You are completely free to position the fields on your card where you will. This is done by using the COPY key to place small white squares on the screen - one for each character you want in the field. To add titles to the fields, you simply move the cursor to the right spot and type them in. The whole process is very straightforward, and similar to that used by Gemini in their programs for other machines.

When you've finished designing the card, you can set about entering your data. This again is a simple business, since each field is initially filled with the same small white squares, which you overwrite when you type in your entries.

A count is kept at the top of the screen of the number of records you've added and the number remaining before you fill all available memory.

These figures, along with the current record and the number of records found that match a given condition, are all headed with only a two character mnemonic. It would have been clearer to have had longer titles for these, even if it meant devoting two lines to them rather than one.

Once you have entered all your data, there are a number of different things that this database will allow you to do with it. The 'find' option will search through your data looking for entries which match your given rule. These rules can be quite complex, and may include inequality and the Boolean functions 'AND' and 'OR', as well as a straight equality. Fields are specified by number, thus the formula F5>F4 AND F3="TEST" will match all the records where the contents of field 5 is greater than the contents of field 4 and field 3 contains the word 'TEST'. The matching records will be re-positioned at the beginning of the file.
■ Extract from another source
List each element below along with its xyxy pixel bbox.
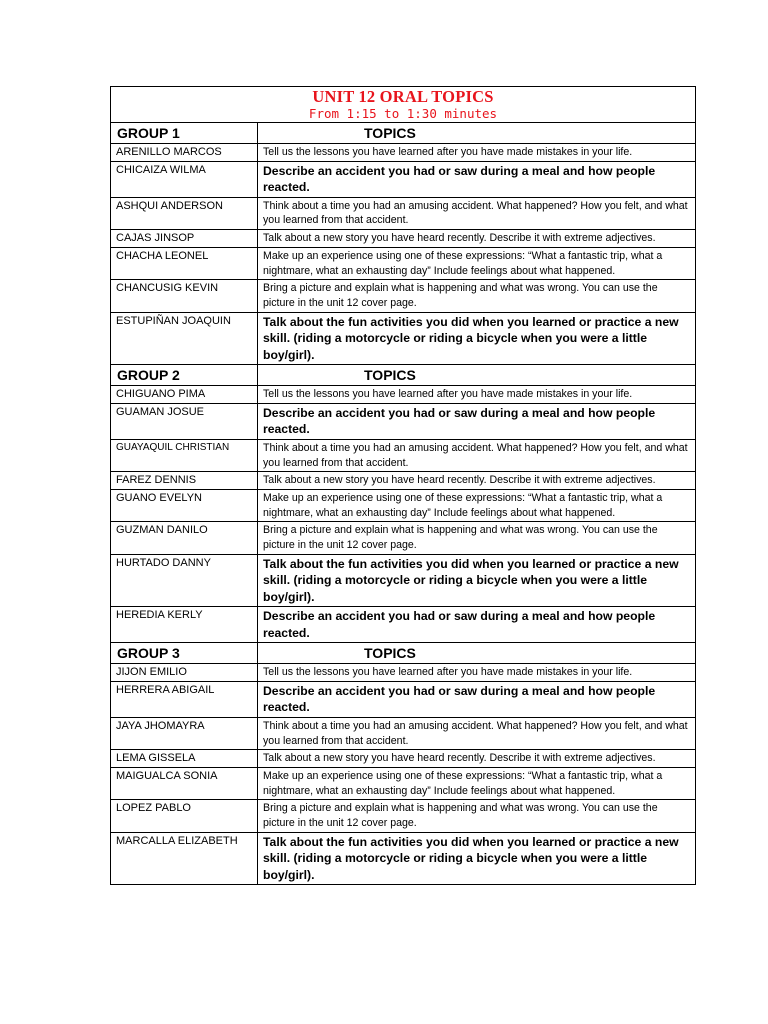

If you select the sort option, the program will perform a 'heap' sort, which is one of the faster methods, on any selected field. You can sort in either ascending or descending order.

You can also perform calculations on any fields within a card. These may be simple totals or a more complex formula, defined in a similar way to the conditions for searching. This is a particularly powerful feature of the program. Although the whole package has been written in BASIC with machine code routines, it is commendably fast, and does have the advantage of being able to use any of the built-in mathematical and logical functions of the language.
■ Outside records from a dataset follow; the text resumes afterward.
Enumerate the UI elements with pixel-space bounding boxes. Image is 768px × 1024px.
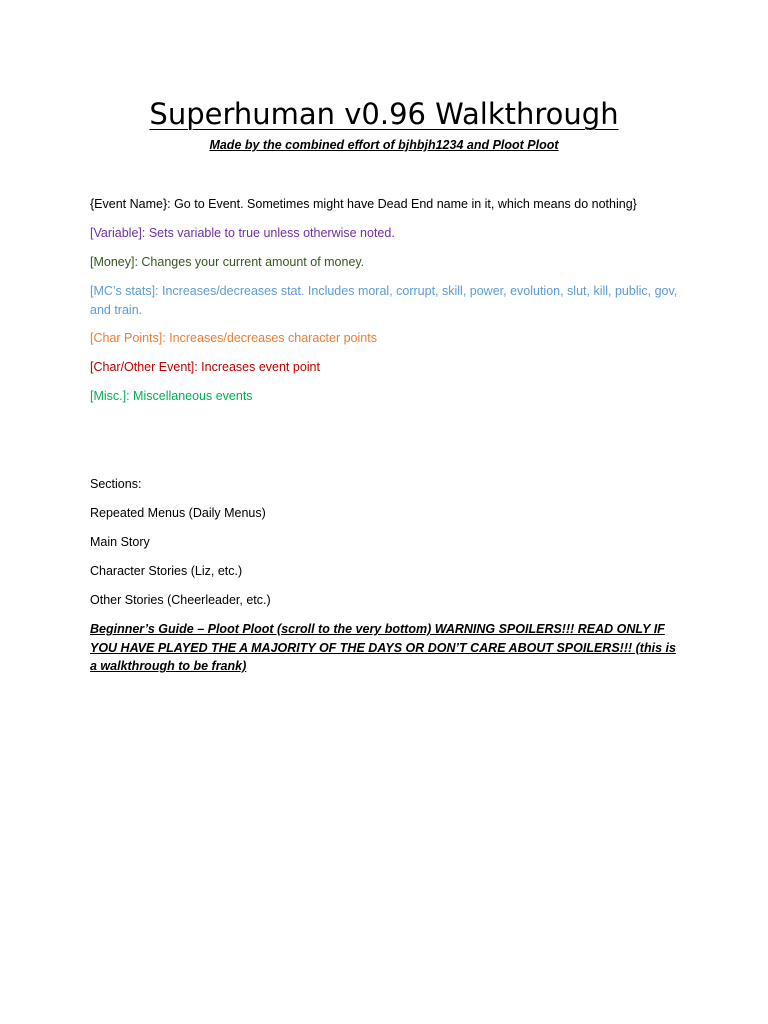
document-title: Superhuman v0.96 Walkthrough	[149, 97, 619, 131]
legend-variable: [Variable]: Sets variable to true unless otherwise noted.	[90, 226, 395, 240]
legend-misc: [Misc.]: Miscellaneous events	[90, 389, 253, 403]
legend-char-points: [Char Points]: Increases/decreases character points	[90, 331, 377, 345]
beginners-guide-warning: Beginner’s Guide – Ploot Ploot (scroll to the very bottom) WARNING SPOILERS!!! READ ONLY IF YOU HAVE PLAYED THE A MAJORITY OF THE DAYS OR DON’T CARE ABOUT SPOILERS!!! (this is a walkthrough to be frank)	[90, 622, 676, 673]
sections-heading: Sections:	[90, 477, 142, 491]
section-item-other-stories: Other Stories (Cheerleader, etc.)	[90, 593, 271, 607]
section-item-main-story: Main Story	[90, 535, 150, 549]
legend-char-other-event: [Char/Other Event]: Increases event point	[90, 360, 320, 374]
document-subtitle: Made by the combined effort of bjhbjh1234 and Ploot Ploot	[209, 138, 559, 152]
section-item-character-stories: Character Stories (Liz, etc.)	[90, 564, 243, 578]
section-item-repeated-menus: Repeated Menus (Daily Menus)	[90, 506, 266, 520]
legend-mc-stats: [MC’s stats]: Increases/decreases stat. Includes moral, corrupt, skill, power, evolution, slut, kill, public, gov, and train.	[90, 284, 678, 317]
legend-event-name: {Event Name}: Go to Event. Sometimes might have Dead End name in it, which means do nothing}	[90, 197, 637, 211]
legend-money: [Money]: Changes your current amount of money.	[90, 255, 365, 269]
When it comes to printing the contents of your file, you can specify how you want the information laid out, but only to a limited extent.

Gemini have produced a 'Report Generator' which will take data from the database and produce labels from it or incorporate it directly into a standard business letter. This package is extra, however, and costs as much as the database itself.

If you have set up two separate files using the program, then you can append one to the other, as long as they will fit in the available memory together.


Overall, I was impressed with Gemini's database. Although it isn't as sophisticated as Campbell Software's fully machine coded Masterfile 464, it has the virtue of being simple to set up and easy to use - although at a similar price Dialog's slick DFM database includes the labels and standard letter function.

The 20 page manual is well produced and describes the various functions concisely. Like any non-CP/M database the package is limited by being memory-bound, since to write a random-access database requires working in CP/M and then you have to think about a language other than Amstrad BASIC to write in. (Compiled Microsoft BASIC is one option).

It's interesting to see what can be done without resorting to machine-code. With a program like a database, BASIC techniques, if well-used, can prove as effective as assembler albeit taking up rather more space. Perhaps the program is a bit pricey at £19.95; but if you want a good, robust package, you can't go far wrong with this one.